A Stop Horseracing Article from All-Creatures.org

FROM The Fund for Horses
July 2021

Horse racing is propped up by tax dollars from casinos that have nothing to do with what happens on the track or at the betting windows. Although the sport loses public interest with each passing year, at least 24 states, almost three-quarters of those with racing, directly subsidize it with public funds.

race Horse

In February of last year, Sharon Ward listened intently as her former boss, Pennsylvania Democratic Governor Tom Wolf, outlined his spending priorities in his 2020 budget address. Halfway through, she sat up as Wolf proposed a “historic” $200 million investment in tuition for 25,000 students at Pennsylvania’s state universities. They’d be paid for, Wolf said, “by repurposing existing tax dollars that are right now flowing into the Horse Racing Development Fund.”

The fact that horse racing receives this much public assistance in a single state was news to many outside the sport. Not to Ward, though, a policy expert who’d led Wolf’s budget office in 2015. She knew the industry’s Race Horse Development Fund existed, which, she says, “is more than you can say for most people—including most people in the legislature.” But now she was about to learn the full scope of that subsidy and just how it was spent.

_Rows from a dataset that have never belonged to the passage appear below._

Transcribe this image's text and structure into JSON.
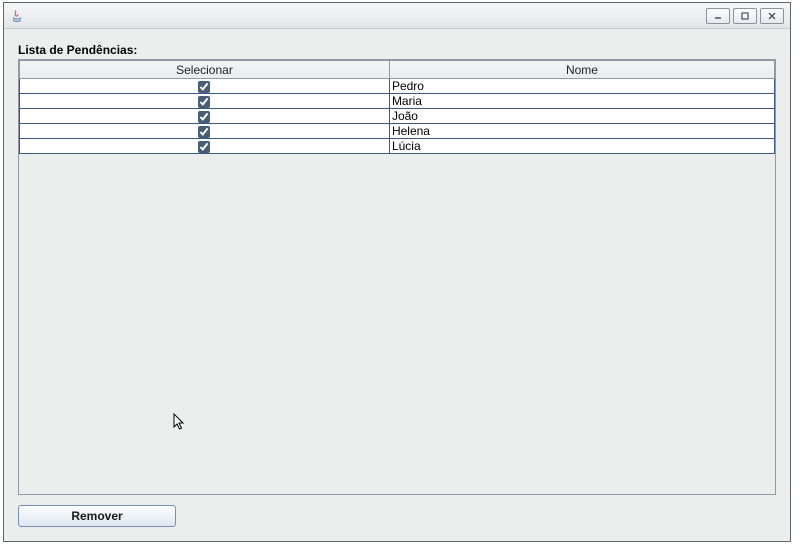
{
  "window": {
    "title": ""
  },
  "content": {
    "list_label": "Lista de Pendências:"
  },
  "table": {
    "columns": [
      "Selecionar",
      "Nome"
    ],
    "rows": [
      {
        "selected": true,
        "name": "Pedro"
      },
      {
        "selected": true,
        "name": "Maria"
      },
      {
        "selected": true,
        "name": "João"
      },
      {
        "selected": true,
        "name": "Helena"
      },
      {
        "selected": true,
        "name": "Lúcia"
      }
    ]
  },
  "buttons": {
    "remove_label": "Remover"
  }
}
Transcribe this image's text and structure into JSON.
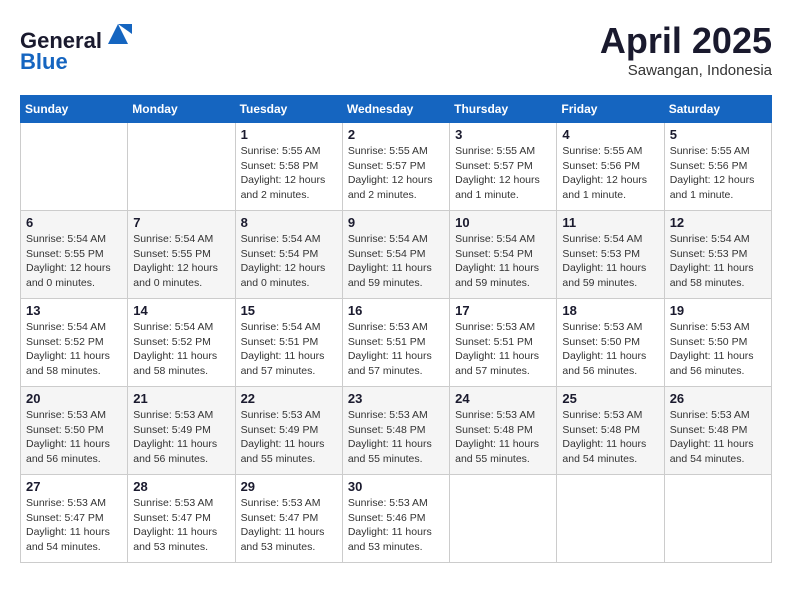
{
  "header": {
    "logo_line1": "General",
    "logo_line2": "Blue",
    "month": "April 2025",
    "location": "Sawangan, Indonesia"
  },
  "weekdays": [
    "Sunday",
    "Monday",
    "Tuesday",
    "Wednesday",
    "Thursday",
    "Friday",
    "Saturday"
  ],
  "weeks": [
    [
      {
        "day": "",
        "info": ""
      },
      {
        "day": "",
        "info": ""
      },
      {
        "day": "1",
        "info": "Sunrise: 5:55 AM\nSunset: 5:58 PM\nDaylight: 12 hours and 2 minutes."
      },
      {
        "day": "2",
        "info": "Sunrise: 5:55 AM\nSunset: 5:57 PM\nDaylight: 12 hours and 2 minutes."
      },
      {
        "day": "3",
        "info": "Sunrise: 5:55 AM\nSunset: 5:57 PM\nDaylight: 12 hours and 1 minute."
      },
      {
        "day": "4",
        "info": "Sunrise: 5:55 AM\nSunset: 5:56 PM\nDaylight: 12 hours and 1 minute."
      },
      {
        "day": "5",
        "info": "Sunrise: 5:55 AM\nSunset: 5:56 PM\nDaylight: 12 hours and 1 minute."
      }
    ],
    [
      {
        "day": "6",
        "info": "Sunrise: 5:54 AM\nSunset: 5:55 PM\nDaylight: 12 hours and 0 minutes."
      },
      {
        "day": "7",
        "info": "Sunrise: 5:54 AM\nSunset: 5:55 PM\nDaylight: 12 hours and 0 minutes."
      },
      {
        "day": "8",
        "info": "Sunrise: 5:54 AM\nSunset: 5:54 PM\nDaylight: 12 hours and 0 minutes."
      },
      {
        "day": "9",
        "info": "Sunrise: 5:54 AM\nSunset: 5:54 PM\nDaylight: 11 hours and 59 minutes."
      },
      {
        "day": "10",
        "info": "Sunrise: 5:54 AM\nSunset: 5:54 PM\nDaylight: 11 hours and 59 minutes."
      },
      {
        "day": "11",
        "info": "Sunrise: 5:54 AM\nSunset: 5:53 PM\nDaylight: 11 hours and 59 minutes."
      },
      {
        "day": "12",
        "info": "Sunrise: 5:54 AM\nSunset: 5:53 PM\nDaylight: 11 hours and 58 minutes."
      }
    ],
    [
      {
        "day": "13",
        "info": "Sunrise: 5:54 AM\nSunset: 5:52 PM\nDaylight: 11 hours and 58 minutes."
      },
      {
        "day": "14",
        "info": "Sunrise: 5:54 AM\nSunset: 5:52 PM\nDaylight: 11 hours and 58 minutes."
      },
      {
        "day": "15",
        "info": "Sunrise: 5:54 AM\nSunset: 5:51 PM\nDaylight: 11 hours and 57 minutes."
      },
      {
        "day": "16",
        "info": "Sunrise: 5:53 AM\nSunset: 5:51 PM\nDaylight: 11 hours and 57 minutes."
      },
      {
        "day": "17",
        "info": "Sunrise: 5:53 AM\nSunset: 5:51 PM\nDaylight: 11 hours and 57 minutes."
      },
      {
        "day": "18",
        "info": "Sunrise: 5:53 AM\nSunset: 5:50 PM\nDaylight: 11 hours and 56 minutes."
      },
      {
        "day": "19",
        "info": "Sunrise: 5:53 AM\nSunset: 5:50 PM\nDaylight: 11 hours and 56 minutes."
      }
    ],
    [
      {
        "day": "20",
        "info": "Sunrise: 5:53 AM\nSunset: 5:50 PM\nDaylight: 11 hours and 56 minutes."
      },
      {
        "day": "21",
        "info": "Sunrise: 5:53 AM\nSunset: 5:49 PM\nDaylight: 11 hours and 56 minutes."
      },
      {
        "day": "22",
        "info": "Sunrise: 5:53 AM\nSunset: 5:49 PM\nDaylight: 11 hours and 55 minutes."
      },
      {
        "day": "23",
        "info": "Sunrise: 5:53 AM\nSunset: 5:48 PM\nDaylight: 11 hours and 55 minutes."
      },
      {
        "day": "24",
        "info": "Sunrise: 5:53 AM\nSunset: 5:48 PM\nDaylight: 11 hours and 55 minutes."
      },
      {
        "day": "25",
        "info": "Sunrise: 5:53 AM\nSunset: 5:48 PM\nDaylight: 11 hours and 54 minutes."
      },
      {
        "day": "26",
        "info": "Sunrise: 5:53 AM\nSunset: 5:48 PM\nDaylight: 11 hours and 54 minutes."
      }
    ],
    [
      {
        "day": "27",
        "info": "Sunrise: 5:53 AM\nSunset: 5:47 PM\nDaylight: 11 hours and 54 minutes."
      },
      {
        "day": "28",
        "info": "Sunrise: 5:53 AM\nSunset: 5:47 PM\nDaylight: 11 hours and 53 minutes."
      },
      {
        "day": "29",
        "info": "Sunrise: 5:53 AM\nSunset: 5:47 PM\nDaylight: 11 hours and 53 minutes."
      },
      {
        "day": "30",
        "info": "Sunrise: 5:53 AM\nSunset: 5:46 PM\nDaylight: 11 hours and 53 minutes."
      },
      {
        "day": "",
        "info": ""
      },
      {
        "day": "",
        "info": ""
      },
      {
        "day": "",
        "info": ""
      }
    ]
  ]
}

Wolf’s plan would still leave $40 million annually for racing. But it’d be a big cut: Since 2004, when Pennsylvania legalized slot machines at racetracks, up to 12 percent of slot revenues, or almost $3 billion, has gone into the fund, most of which was then paid out as race purses.

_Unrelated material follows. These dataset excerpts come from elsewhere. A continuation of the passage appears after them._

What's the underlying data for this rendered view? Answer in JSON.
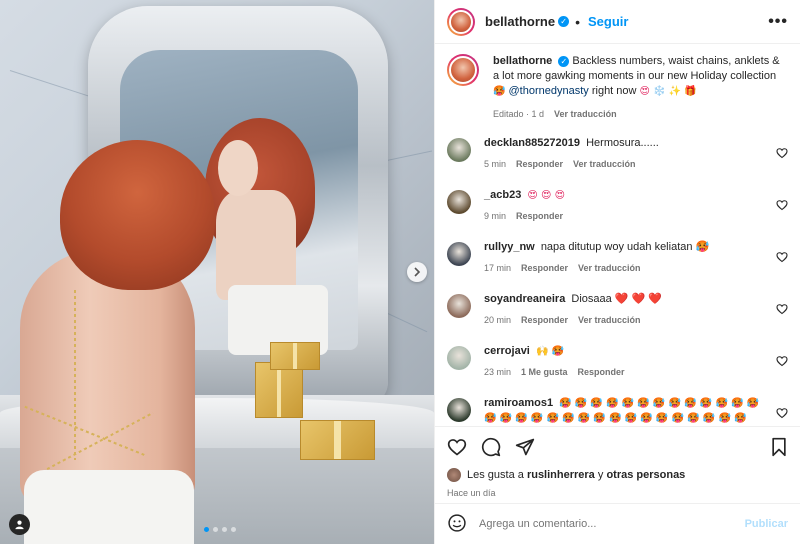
{
  "post": {
    "username": "bellathorne",
    "follow_label": "Seguir",
    "separator": "•",
    "more_label": "•••"
  },
  "caption": {
    "username": "bellathorne",
    "text_before": "Backless numbers, waist chains, anklets & a lot more gawking moments in our new Holiday collection",
    "emoji_1": "🥵",
    "mention": "@thornedynasty",
    "text_after": "right now",
    "emoji_tail": "😍 ❄️ ✨ 🎁",
    "edited": "Editado",
    "time": "1 d",
    "translate_label": "Ver traducción"
  },
  "comments": [
    {
      "username": "decklan885272019",
      "text": "Hermosura......",
      "time": "5 min",
      "reply_label": "Responder",
      "translate_label": "Ver traducción",
      "likes_label": "",
      "avatar_color": "#6b7a5e"
    },
    {
      "username": "_acb23",
      "text": "😍 😍 😍",
      "time": "9 min",
      "reply_label": "Responder",
      "translate_label": "",
      "likes_label": "",
      "avatar_color": "#5d4a2f"
    },
    {
      "username": "rullyy_nw",
      "text": "napa ditutup woy udah keliatan 🥵",
      "time": "17 min",
      "reply_label": "Responder",
      "translate_label": "Ver traducción",
      "likes_label": "",
      "avatar_color": "#3d4552"
    },
    {
      "username": "soyandreaneira",
      "text": "Diosaaa ❤️ ❤️ ❤️",
      "time": "20 min",
      "reply_label": "Responder",
      "translate_label": "Ver traducción",
      "likes_label": "",
      "avatar_color": "#8c6a5a"
    },
    {
      "username": "cerrojavi",
      "text": "🙌 🥵",
      "time": "23 min",
      "reply_label": "Responder",
      "translate_label": "",
      "likes_label": "1 Me gusta",
      "avatar_color": "#a3b4a8"
    },
    {
      "username": "ramiroamos1",
      "text": "🥵 🥵 🥵 🥵 🥵 🥵 🥵 🥵 🥵 🥵 🥵 🥵 🥵 🥵 🥵 🥵 🥵 🥵 🥵 🥵 🥵 🥵 🥵 🥵 🥵 🥵 🥵 🥵 🥵 🥵",
      "time": "",
      "reply_label": "",
      "translate_label": "",
      "likes_label": "",
      "avatar_color": "#2d3b2d"
    }
  ],
  "likes": {
    "prefix": "Les gusta a",
    "user": "ruslinherrera",
    "joiner": "y",
    "others": "otras personas"
  },
  "posted_ago": "Hace un día",
  "comment_box": {
    "placeholder": "Agrega un comentario...",
    "post_label": "Publicar"
  },
  "icons": {
    "like": "heart-icon",
    "comment": "comment-icon",
    "share": "share-icon",
    "save": "bookmark-icon",
    "emoji": "emoji-icon",
    "next": "chevron-right-icon",
    "tag": "user-tag-icon"
  },
  "colors": {
    "accent": "#0095f6",
    "muted": "#737373",
    "post_disabled": "#b2dffc"
  },
  "carousel": {
    "total_slides": 4,
    "active_index": 0
  }
}
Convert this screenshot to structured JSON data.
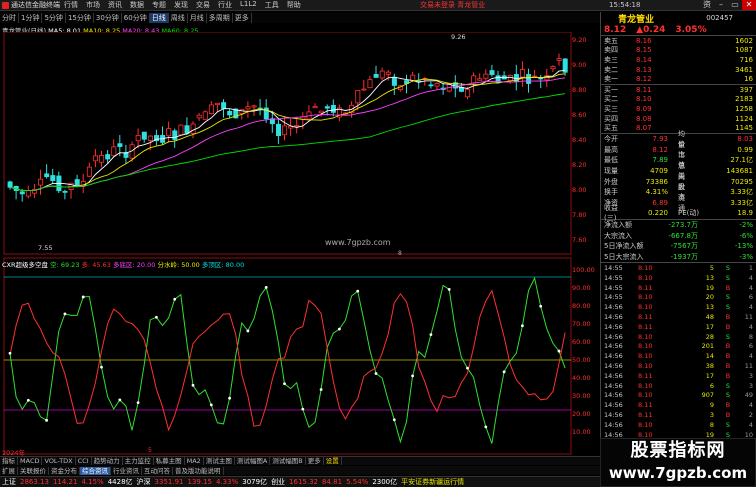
{
  "titlebar": {
    "app_name": "通达信金融终端",
    "menus": [
      "行情",
      "市场",
      "资讯",
      "数据",
      "专题",
      "发现",
      "交易",
      "行业",
      "L1L2",
      "工具",
      "帮助"
    ],
    "promo": "交易未登录  青龙管业",
    "clock": "15:54:18",
    "win_buttons": [
      "资",
      "–",
      "▭",
      "✕"
    ]
  },
  "periodbar": {
    "items": [
      "分时",
      "1分钟",
      "5分钟",
      "15分钟",
      "30分钟",
      "60分钟",
      "日线",
      "周线",
      "月线",
      "多周期",
      "更多"
    ],
    "active": "日线"
  },
  "chart_info": {
    "title": "青龙管业(日线)",
    "ma5": "MA5: 8.01",
    "ma10": "MA10: 8.25",
    "ma20": "MA20: 8.43",
    "ma60": "MA60: 8.25"
  },
  "indicator_info": {
    "name": "CXR超级多空盘",
    "empty_label": "空: 69.23",
    "duo_label": "多: 45.63",
    "duokong": "多底区: 20.00",
    "fenshui": "分水岭: 50.00",
    "duotou": "多顶区: 80.00"
  },
  "price_axis": [
    "9.20",
    "9.00",
    "8.80",
    "8.60",
    "8.40",
    "8.20",
    "8.00",
    "7.80",
    "7.60"
  ],
  "ind_axis": [
    "100.00",
    "90.00",
    "80.00",
    "70.00",
    "60.00",
    "50.00",
    "40.00",
    "30.00",
    "20.00",
    "10.00"
  ],
  "annotations": {
    "high": "9.26",
    "low": "7.55",
    "date_tag": "8",
    "year_tag": "2024年",
    "mid_tag": "5"
  },
  "watermark_center": "www.7gpzb.com",
  "bottomtabs": [
    "指标",
    "MACD",
    "VOL-TDX",
    "CCI",
    "趋势动力",
    "主力监控",
    "私募主图",
    "MA2",
    "测试主图",
    "测试幅图A",
    "测试幅图B",
    "更多",
    "设置"
  ],
  "bottomtabs2": [
    "扩展",
    "关联报价",
    "资金分布",
    "综合资讯",
    "行业资讯",
    "互动问答",
    "普及版功能说明"
  ],
  "statusbar": {
    "sh": "上证",
    "sh_val": "2863.13",
    "sh_chg": "114.21",
    "sh_pct": "4.15%",
    "sh_amt": "4428亿",
    "sz": "沪深",
    "sz_val": "3351.91",
    "sz_chg": "139.15",
    "sz_pct": "4.33%",
    "sz_amt": "3079亿",
    "cy": "创业",
    "cy_val": "1615.32",
    "cy_chg": "84.81",
    "cy_pct": "5.54%",
    "cy_amt": "2300亿",
    "news": "平安证券新疆运行情"
  },
  "rpanel": {
    "name": "青龙管业",
    "code": "002457",
    "price": "8.12",
    "change": "▲0.24",
    "pct": "3.05%",
    "sells": [
      {
        "l": "卖五",
        "p": "8.16",
        "v": "1602"
      },
      {
        "l": "卖四",
        "p": "8.15",
        "v": "1087"
      },
      {
        "l": "卖三",
        "p": "8.14",
        "v": "716"
      },
      {
        "l": "卖二",
        "p": "8.13",
        "v": "3461"
      },
      {
        "l": "卖一",
        "p": "8.12",
        "v": "16"
      }
    ],
    "buys": [
      {
        "l": "买一",
        "p": "8.11",
        "v": "397"
      },
      {
        "l": "买二",
        "p": "8.10",
        "v": "2183"
      },
      {
        "l": "买三",
        "p": "8.09",
        "v": "1258"
      },
      {
        "l": "买四",
        "p": "8.08",
        "v": "1124"
      },
      {
        "l": "买五",
        "p": "8.07",
        "v": "1145"
      }
    ],
    "quotes": [
      {
        "a": "今开",
        "b": "7.93",
        "c": "均价",
        "d": "8.03"
      },
      {
        "a": "最高",
        "b": "8.12",
        "c": "量比",
        "d": "0.99"
      },
      {
        "a": "最低",
        "b": "7.89",
        "c": "市值",
        "d": "27.1亿"
      },
      {
        "a": "现量",
        "b": "4709",
        "c": "总量",
        "d": "143681"
      },
      {
        "a": "外盘",
        "b": "73386",
        "c": "内盘",
        "d": "70295"
      },
      {
        "a": "换手",
        "b": "4.31%",
        "c": "股本",
        "d": "3.33亿"
      },
      {
        "a": "净资",
        "b": "6.89",
        "c": "流通",
        "d": "3.33亿"
      },
      {
        "a": "收益(三)",
        "b": "0.220",
        "c": "PE(动)",
        "d": "18.9"
      }
    ],
    "flows": [
      {
        "a": "净流入额",
        "b": "-273.7万",
        "c": "-2%"
      },
      {
        "a": "大宗流入",
        "b": "-667.8万",
        "c": "-6%"
      },
      {
        "a": "5日净流入额",
        "b": "-7567万",
        "c": "-13%"
      },
      {
        "a": "5日大宗流入",
        "b": "-1937万",
        "c": "-3%"
      }
    ],
    "ticks": [
      {
        "t": "14:55",
        "p": "8.10",
        "v": "5",
        "s": "S",
        "n": "1"
      },
      {
        "t": "14:55",
        "p": "8.10",
        "v": "13",
        "s": "S",
        "n": "4"
      },
      {
        "t": "14:55",
        "p": "8.11",
        "v": "19",
        "s": "B",
        "n": "4"
      },
      {
        "t": "14:55",
        "p": "8.10",
        "v": "20",
        "s": "S",
        "n": "6"
      },
      {
        "t": "14:56",
        "p": "8.10",
        "v": "13",
        "s": "S",
        "n": "4"
      },
      {
        "t": "14:56",
        "p": "8.11",
        "v": "48",
        "s": "B",
        "n": "11"
      },
      {
        "t": "14:56",
        "p": "8.11",
        "v": "17",
        "s": "B",
        "n": "4"
      },
      {
        "t": "14:56",
        "p": "8.10",
        "v": "28",
        "s": "S",
        "n": "8"
      },
      {
        "t": "14:56",
        "p": "8.10",
        "v": "201",
        "s": "B",
        "n": "6"
      },
      {
        "t": "14:56",
        "p": "8.10",
        "v": "14",
        "s": "B",
        "n": "4"
      },
      {
        "t": "14:56",
        "p": "8.10",
        "v": "38",
        "s": "B",
        "n": "11"
      },
      {
        "t": "14:56",
        "p": "8.11",
        "v": "17",
        "s": "B",
        "n": "3"
      },
      {
        "t": "14:56",
        "p": "8.10",
        "v": "6",
        "s": "S",
        "n": "3"
      },
      {
        "t": "14:56",
        "p": "8.10",
        "v": "907",
        "s": "S",
        "n": "49"
      },
      {
        "t": "14:56",
        "p": "8.11",
        "v": "9",
        "s": "B",
        "n": "4"
      },
      {
        "t": "14:56",
        "p": "8.11",
        "v": "3",
        "s": "B",
        "n": "2"
      },
      {
        "t": "14:56",
        "p": "8.10",
        "v": "8",
        "s": "S",
        "n": "4"
      },
      {
        "t": "14:56",
        "p": "8.10",
        "v": "19",
        "s": "S",
        "n": "10"
      },
      {
        "t": "14:56",
        "p": "8.10",
        "v": "16",
        "s": "S",
        "n": "5"
      }
    ],
    "footer": "图文F10  明细"
  },
  "watermark": {
    "line1": "股票指标网",
    "line2": "www.7gpzb.com"
  }
}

Ward, 63, was asked by Susan Spicka, the executive director of Education Voters of Pennsylvania, a group that advocates for public schools, to write about the Race Horse Development Fund. A former schoolteacher, Spicka had ploughed a lonely furrow for years campaigning for moving money out of racehorse welfare and into education. She now saw an opportunity to reach a larger audience, and she knew there was nobody better than Ward at piecing together the state’s finances. But Spicka didn’t realize Ward already knew her way around a racetrack.

“I’m probably one of the few mothers in America who taught all three of her children how to read the Racing Form,” Ward says.

“The more I got into it, the more shocked I became,” Ward told me. “This is an industry that is completely hidden from public view. They’ve got a direct cash pipeline and they don’t want anybody to know about it.”

It’s a story rarely told outside the racing industry, and understandably so: Horse racing is propped up by tax dollars from casinos that have nothing to do with what happens on the track or at the betting windows. Although the sport loses public interest with each passing year, at least 24 states, almost three-quarters of those with racing, directly subsidize it with public funds. Based on publicly available information and statistical analysis, the total is likely close to $1 billion annually.

It is a safe bet that wherever there is horse racing, taxpayer dollars are used to keep it afloat, to one degree or another, with subsidies such as the above when the State should be spending that money for education and programs that can assist the citizens of that State.

How can this be? Who are these people who are able to get this done? Shame, shame and more shame on the politicians, lobbyists and elected officials who keep this sort of charade going.

In the meantime, what about that raid on the backside of Parx Racing carried out by the Pennsylvania State Horse Racing Commission which revealed “a significant amount of contraband.” Taxpayer dollars are used to keep that place afloat?

So we come back to where we started — with the title of this article: “Slots are not saving racing. Neither are billions in public subsidies. Can anything?”

Racing’s demise cannot come quickly enough for the horses, or for us.